“‘Less is more’ is becoming a common refrain in some areas of cancer treatment, and one that is paying off for patients’ quality of life. This trial seeks to balance quality of life and increased survival for older and frail people receiving palliative treatment for gastroesophageal cancer, providing data that we sorely need for this patient population.

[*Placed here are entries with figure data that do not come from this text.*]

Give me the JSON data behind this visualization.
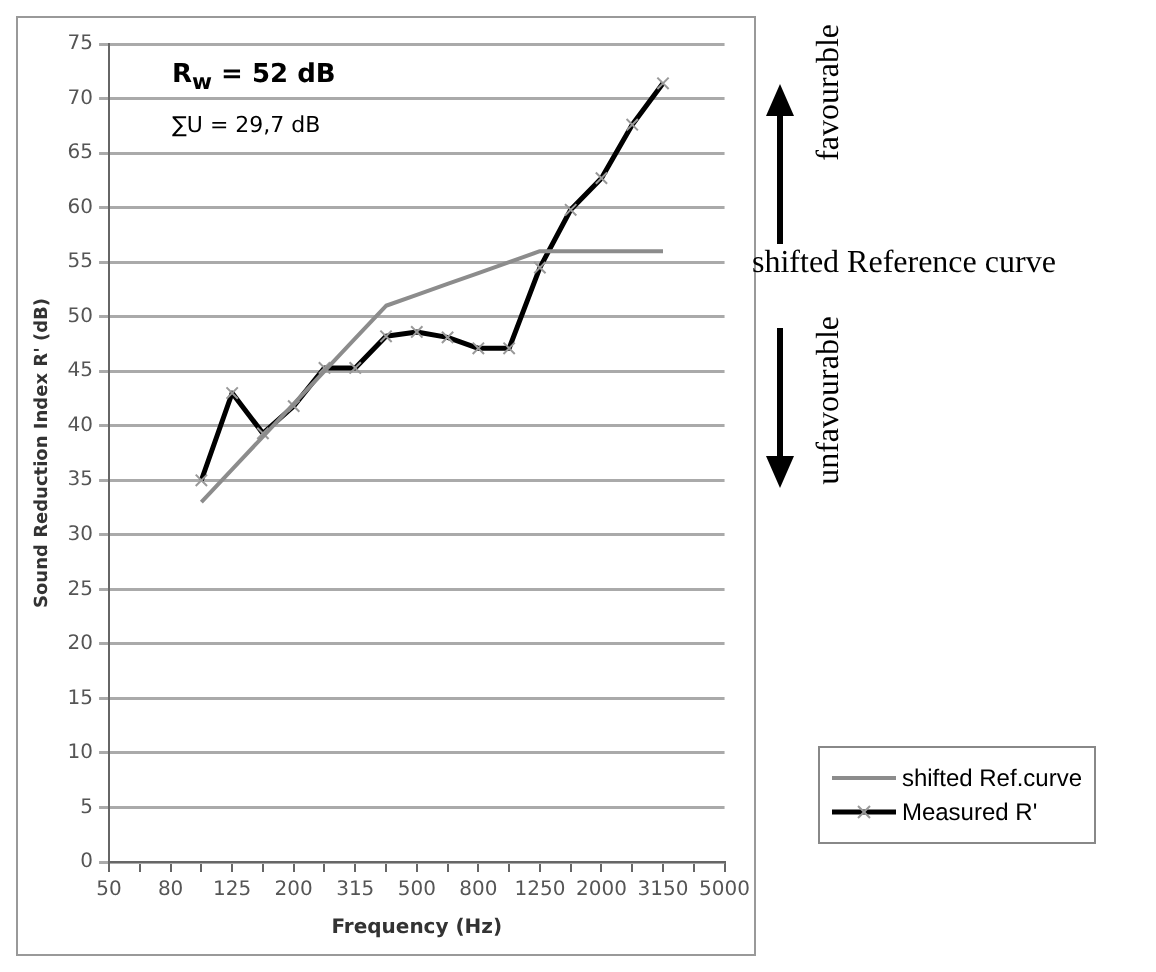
{
  "chart_data": {
    "type": "line",
    "xlabel": "Frequency (Hz)",
    "ylabel": "Sound Reduction Index R' (dB)",
    "categories": [
      "50",
      null,
      "80",
      null,
      "125",
      null,
      "200",
      null,
      "315",
      null,
      "500",
      null,
      "800",
      null,
      "1250",
      null,
      "2000",
      null,
      "3150",
      null,
      "5000"
    ],
    "series": [
      {
        "name": "shifted Ref.curve",
        "color": "#8c8c8c",
        "marker": "none",
        "values": [
          null,
          null,
          null,
          33,
          36,
          39,
          42,
          45,
          48,
          51,
          52,
          53,
          54,
          55,
          56,
          56,
          56,
          56,
          56,
          null,
          null
        ]
      },
      {
        "name": "Measured R'",
        "color": "#000000",
        "marker": "cross",
        "values": [
          null,
          null,
          null,
          35,
          43,
          39.3,
          41.8,
          45.3,
          45.3,
          48.2,
          48.6,
          48.1,
          47.1,
          47.1,
          54.5,
          59.8,
          62.7,
          67.6,
          71.4,
          null,
          null
        ]
      }
    ],
    "ylim": [
      0,
      75
    ],
    "yticks": [
      0,
      5,
      10,
      15,
      20,
      25,
      30,
      35,
      40,
      45,
      50,
      55,
      60,
      65,
      70,
      75
    ],
    "grid": "y",
    "legend": "bottom right",
    "annotations": [
      "R$_{w}$ = 52 dB",
      "∑U = 29,7 dB",
      "favourable",
      "shifted Reference curve",
      "unfavourable"
    ]
  }
}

These data are important because they provide a potential new option for patients to slow the progression of the disease,” said ASCO President Monica M. Bertagnolli, MD, FACS, FASCO.

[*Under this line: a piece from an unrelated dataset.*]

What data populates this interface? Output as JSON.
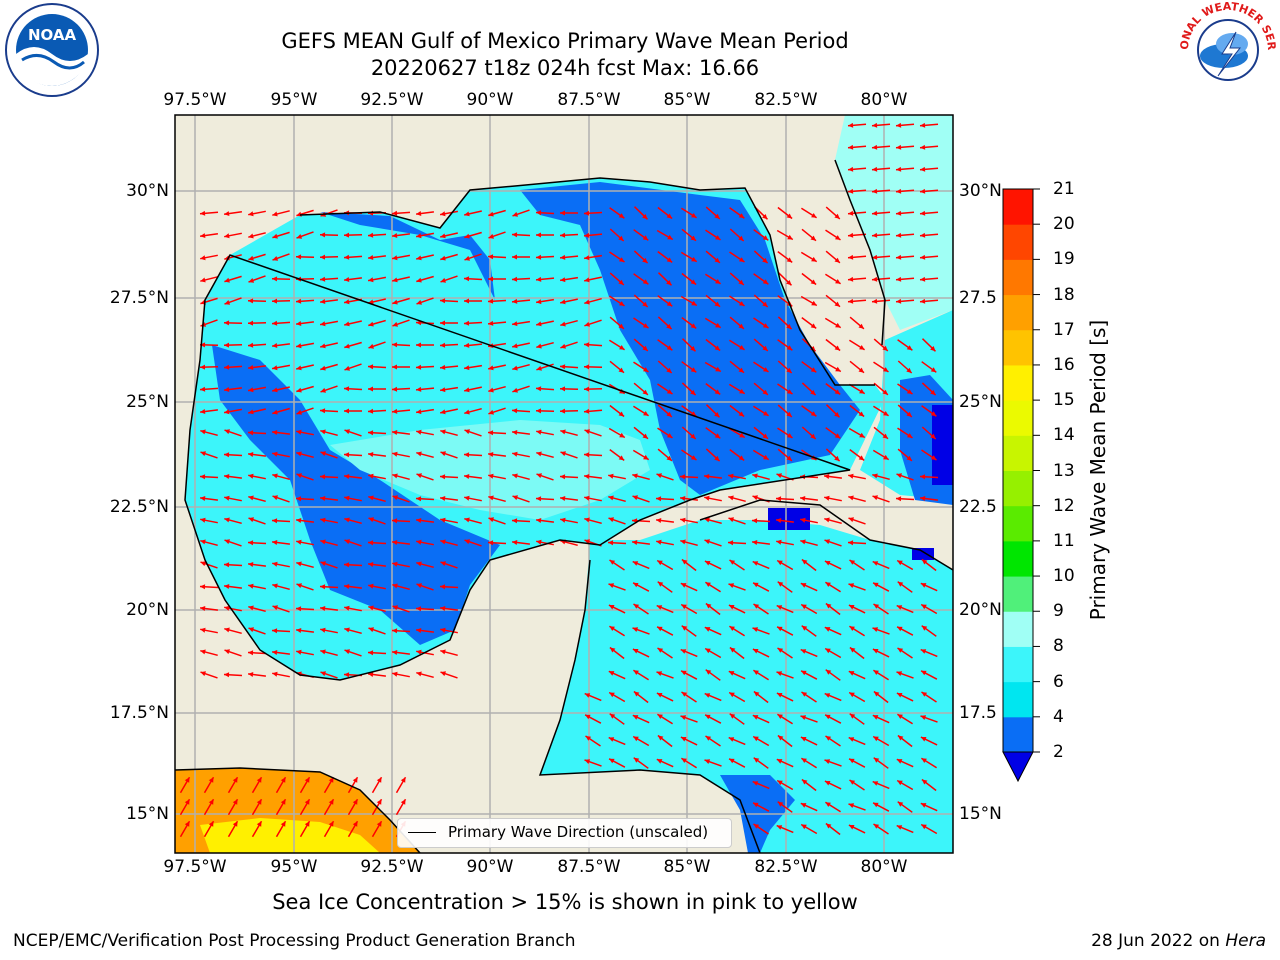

The phase III GO2 randomised trial of 514 older and frail people in the United Kingdom with advanced gastroesophageal cancer found that the lowest tested dose of oxaliplatin (Eloxatin) and capecitabine (Xeloda) was comparable to the highest dose in terms of delaying disease progression and minimising side effects.
The study will be presented at the upcoming 2019 ASCO Annual Meeting in Chicago.
“Previous trials of palliative chemotherapy for gastric and esophageal cancer have not included frail or older patients, therefore the benefit of chemotherapy in these groups was unknown,” said lead study author Peter S. Hall, PhD, a Medical Oncologist at the University of Edinburgh, United Kingdom. “We hope our finding helps patients make a more informed choice, between low-dose chemotherapy and no chemotherapy at all, with the knowledge that that low-dose chemotherapy can prove beneficial and still allow them to maintain some quality of life while slowing the progression of the disease.”
Each year, more than 17,000 people in the United States are diagnosed with esophageal cancer, and the majority are older or frail and unable to tolerate the combination of three types of chemotherapy.
This cancer is usually diagnosed at a late stage and is the sixth most common cause of cancer deaths worldwide.
It is more common in men and older people, with a median age at diagnosis of 68.
The 5-year relative survival rate for advanced gastroesophageal cancer in the United States is 5%.2
About the Study
In a phase II trial in a similar population of older and frail patients with advanced gastroesophageal cancer, the combination of oxaliplatin, a therapy that inhibits DNA replication, and capecitabine, a therapy that inhibits tumour cell division, was found to be more effective at controlling disease than capecitabine alone.
It was also more effective than a combination that included oxaliplatin, capecitabine, and epirubicin (Ellence), which was too toxic and could not be tolerated.
Epirubicin inhibits DNA and RNA synthesis, resulting in cancer cell death.
This trial was designed to find the optimum dose of capecitabine and oxaliplatin for use in older or frail patients.
To determine optimal clinical benefit, tolerability, quality of life, and patient satisfaction, for the two-medicine therapy, researchers incorporated these factors and others into an assessment tool called Overall Treatment Utility, or OTU.
Between 2014 and 2017, investigators randomly assigned people, age 51 to 96, to three dosage levels.
Level A was 130 milligrams per meter squared of body surface area (mg/m2) of oxaliplatin given once every 21 days and a 625 mg/m2 dose of capecitabine twice a day given continuously.
Level B was 80% of Level A dosage and Level C was 60% of Level A dosage.
People with decreased kidney function received 75% of the suggested doses of capecitabine.
After 9 weeks, patients were assessed for OTU. Continuation of the medicines was based on the judgement of the physicians.
People who received Level C dosages had fewer toxic reactions to the medicines and better OTU outcomes than Levels A or B.
Level C produced the best OTU even in younger, less frail people and no group benefited more from higher dosage levels.
Several secondary measures were also assessed.
Overall survival was comparable across doses: patients lived a median of 7.5 months at Level A dosages, 6.7 months for Level B, and 7.6 months for Level C.
Researchers also found the same times for progression-free survival (length of time without signs of the cancer progressing) across all three levels: people receiving Level A doses lived a median of 4.9 months, Level B a median of 4.1 months, and Level C a median of 4.3 months, all without signs of the disease worsening.
Side effects of grade 3 or more, which can often be serious, were seen in 56% of people getting Level A and B doses but were seen in only 37% of people getting Level C doses.
People getting Level C doses also had a higher percentage of good OTU scores (43%) compared to Levels A and B (35% and 36% respectively).